Um retorno discreto, mas carregado de significado
Depois de vencer o Oscar por A Baleia e de participar de grandes produções recentes, Brendan Fraser volta ao protagonismo em um projeto mais contido e intimista. Em Família de Aluguel, o ator interpreta Phillip Vanderploeg, um artista estrangeiro que vive no Japão há anos sem jamais alcançar estabilidade profissional ou emocional.
Dirigido por Hikari, nome artístico da cineasta Mitsuyo Miyazaki, o filme se afasta do espetáculo e aposta em uma narrativa silenciosa, observacional e profundamente humana, centrada em personagens que vivem à margem de vínculos reais.
Tóquio como cenário do deslocamento emocional
A história se passa em Tóquio e acompanha Phillip, que se mudou para o país após estrelar um comercial de pasta de dente. Desde então, sua carreira estagnou em papéis secundários, enquanto sua vida pessoal se resume a uma rotina solitária em um pequeno apartamento.
Embora fluente em japonês e aparentemente adaptado à cidade, Phillip permanece um estrangeiro em todos os sentidos. Sua permanência no Japão não é resultado de pertencimento, mas da ausência de laços que o façam retornar aos Estados Unidos.
A empresa que aluga pessoas e emoções
O ponto de virada da narrativa ocorre quando Phillip passa a trabalhar para uma empresa especializada em alugar pessoas para situações sociais específicas. Casamentos, funerais, encontros familiares e relacionamentos românticos são encenados por profissionais treinados para suprir lacunas emocionais temporárias.
Inspirado em negócios reais existentes no Japão, o filme apresenta um mercado onde não se alugam apenas presenças físicas, mas experiências afetivas completas.

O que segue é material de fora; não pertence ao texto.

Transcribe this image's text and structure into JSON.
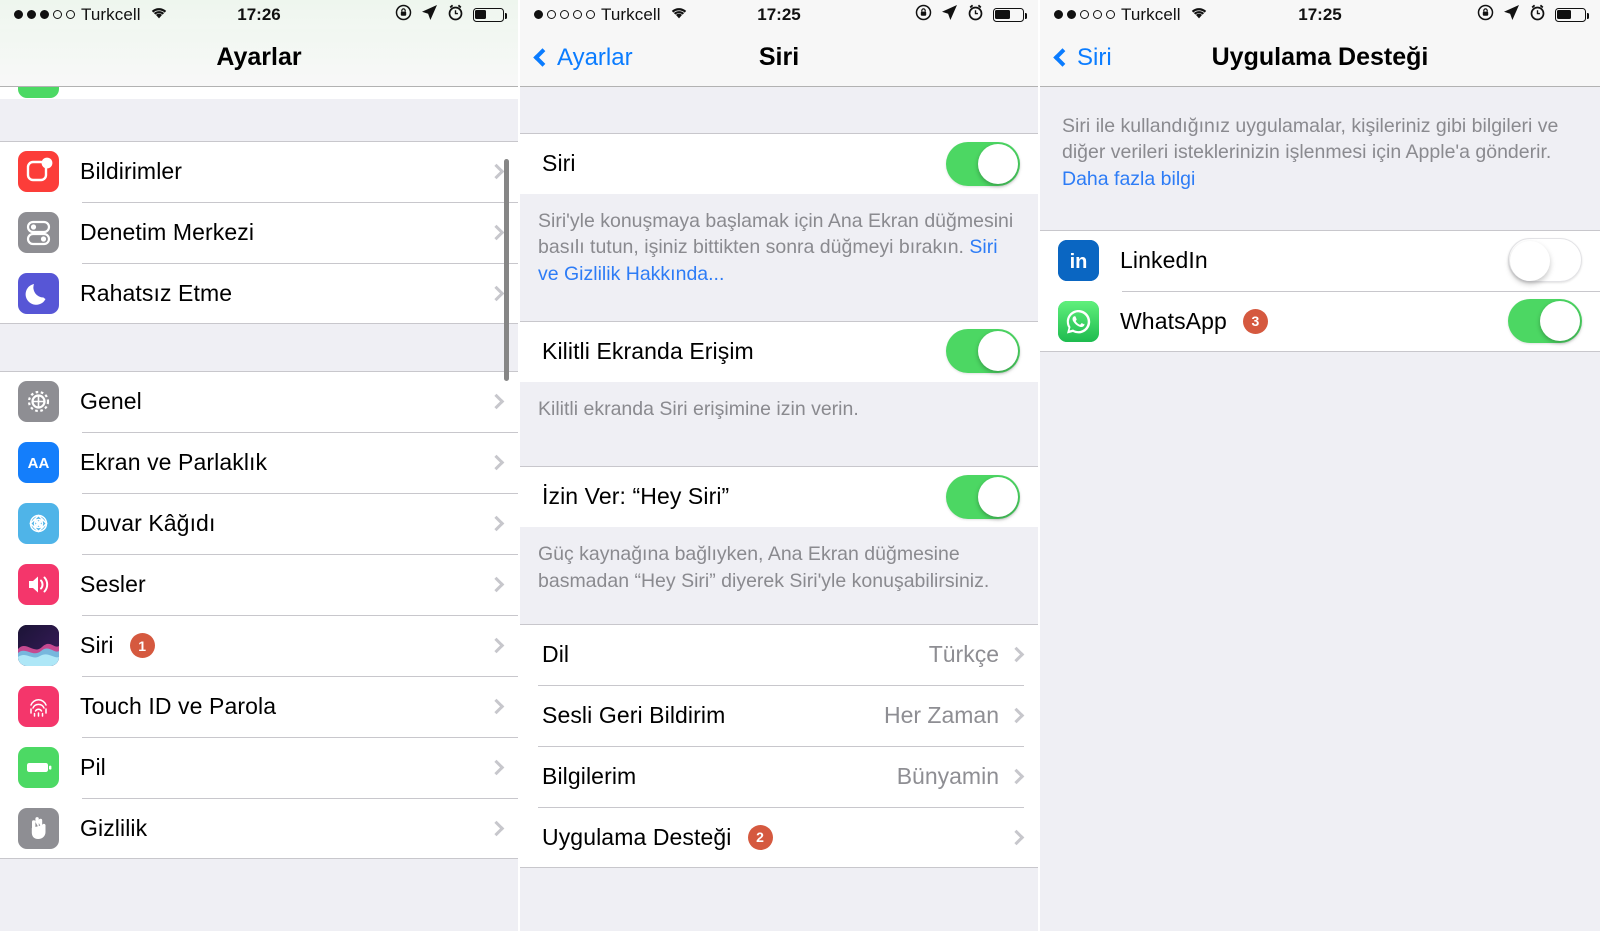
{
  "panels": [
    {
      "id": "settings-root",
      "status": {
        "signal_filled": 3,
        "signal_total": 5,
        "carrier": "Turkcell",
        "time": "17:26"
      },
      "nav": {
        "title": "Ayarlar",
        "back": null
      },
      "groups": [
        {
          "rows": [
            {
              "label": "Bildirimler",
              "icon": "notifications-icon",
              "accessory": "chevron"
            },
            {
              "label": "Denetim Merkezi",
              "icon": "control-center-icon",
              "accessory": "chevron"
            },
            {
              "label": "Rahatsız Etme",
              "icon": "do-not-disturb-icon",
              "accessory": "chevron"
            }
          ]
        },
        {
          "rows": [
            {
              "label": "Genel",
              "icon": "general-gear-icon",
              "accessory": "chevron"
            },
            {
              "label": "Ekran ve Parlaklık",
              "icon": "display-brightness-icon",
              "accessory": "chevron"
            },
            {
              "label": "Duvar Kâğıdı",
              "icon": "wallpaper-icon",
              "accessory": "chevron"
            },
            {
              "label": "Sesler",
              "icon": "sounds-icon",
              "accessory": "chevron"
            },
            {
              "label": "Siri",
              "icon": "siri-icon",
              "badge": "1",
              "accessory": "chevron"
            },
            {
              "label": "Touch ID ve Parola",
              "icon": "touch-id-icon",
              "accessory": "chevron"
            },
            {
              "label": "Pil",
              "icon": "battery-icon",
              "accessory": "chevron"
            },
            {
              "label": "Gizlilik",
              "icon": "privacy-hand-icon",
              "accessory": "chevron"
            }
          ]
        }
      ]
    },
    {
      "id": "siri-settings",
      "status": {
        "signal_filled": 1,
        "signal_total": 5,
        "carrier": "Turkcell",
        "time": "17:25"
      },
      "nav": {
        "title": "Siri",
        "back": "Ayarlar"
      },
      "rows": {
        "siri": {
          "label": "Siri",
          "toggle": "on"
        },
        "lock_screen": {
          "label": "Kilitli Ekranda Erişim",
          "toggle": "on"
        },
        "hey_siri": {
          "label": "İzin Ver: “Hey Siri”",
          "toggle": "on"
        },
        "dil": {
          "label": "Dil",
          "value": "Türkçe"
        },
        "sesli": {
          "label": "Sesli Geri Bildirim",
          "value": "Her Zaman"
        },
        "bilgilerim": {
          "label": "Bilgilerim",
          "value": "Bünyamin"
        },
        "uygulama": {
          "label": "Uygulama Desteği",
          "badge": "2"
        }
      },
      "footnotes": {
        "siri": "Siri'yle konuşmaya başlamak için Ana Ekran düğmesini basılı tutun, işiniz bittikten sonra düğmeyi bırakın. ",
        "siri_link": "Siri ve Gizlilik Hakkında...",
        "lock_screen": "Kilitli ekranda Siri erişimine izin verin.",
        "hey_siri": "Güç kaynağına bağlıyken, Ana Ekran düğmesine basmadan “Hey Siri” diyerek Siri'yle konuşabilirsiniz."
      }
    },
    {
      "id": "app-support",
      "status": {
        "signal_filled": 2,
        "signal_total": 5,
        "carrier": "Turkcell",
        "time": "17:25"
      },
      "nav": {
        "title": "Uygulama Desteği",
        "back": "Siri"
      },
      "footnote": {
        "text": "Siri ile kullandığınız uygulamalar, kişileriniz gibi bilgileri ve diğer verileri isteklerinizin işlenmesi için Apple'a gönderir. ",
        "link": "Daha fazla bilgi"
      },
      "apps": [
        {
          "label": "LinkedIn",
          "icon": "linkedin-icon",
          "toggle": "off",
          "badge": null
        },
        {
          "label": "WhatsApp",
          "icon": "whatsapp-icon",
          "toggle": "on",
          "badge": "3"
        }
      ]
    }
  ],
  "colors": {
    "accent_blue": "#0a7cff",
    "switch_green": "#4cd763",
    "badge_orange": "#d5593f",
    "group_bg": "#efeff4",
    "separator": "#c8c7cc"
  }
}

Cada interação é cuidadosamente roteirizada para atender expectativas sociais e emocionais que a vida real não conseguiu cumprir.
Entre a atuação profissional e o envolvimento pessoal
Inicialmente, os trabalhos de Phillip parecem inofensivos. Ele interpreta um noivo estrangeiro, um convidado em funerais encenados e até um amigo improvisado para homens solitários. Essas experiências ajudam a revelar o funcionamento interno da empresa e seus funcionários, liderados pelo gerente Shinji.
Com o tempo, porém, as tarefas se tornam mais complexas. Phillip é contratado para fingir ser jornalista e entrevistar um ator veterano que começa a perder a memória, e posteriormente para interpretar o pai ausente de uma menina de 11 anos chamada Mia.
Quando a encenação cria vínculos reais
A relação entre Phillip e Mia se transforma no eixo emocional do filme. O objetivo inicial do trabalho é pragmático: aumentar as chances da garota ingressar em uma escola prestigiada. No entanto, a convivência constante cria laços genuínos entre os dois.
Mensagens trocadas, conselhos e pequenos gestos cotidianos fazem com que Phillip experimente, talvez pela primeira vez, uma sensação real de pertencimento. O problema é que esse vínculo nasce de uma mentira contratual, e o filme não ignora o impacto emocional dessa contradição.
A solidão observada em silêncio
Visualmente, Família de Aluguel reforça o isolamento de seu protagonista por meio de cenas silenciosas e contemplativas. Phillip observa a vida dos vizinhos pela janela de seu apartamento, testemunhando famílias, risos e rotinas que parecem inalcançáveis.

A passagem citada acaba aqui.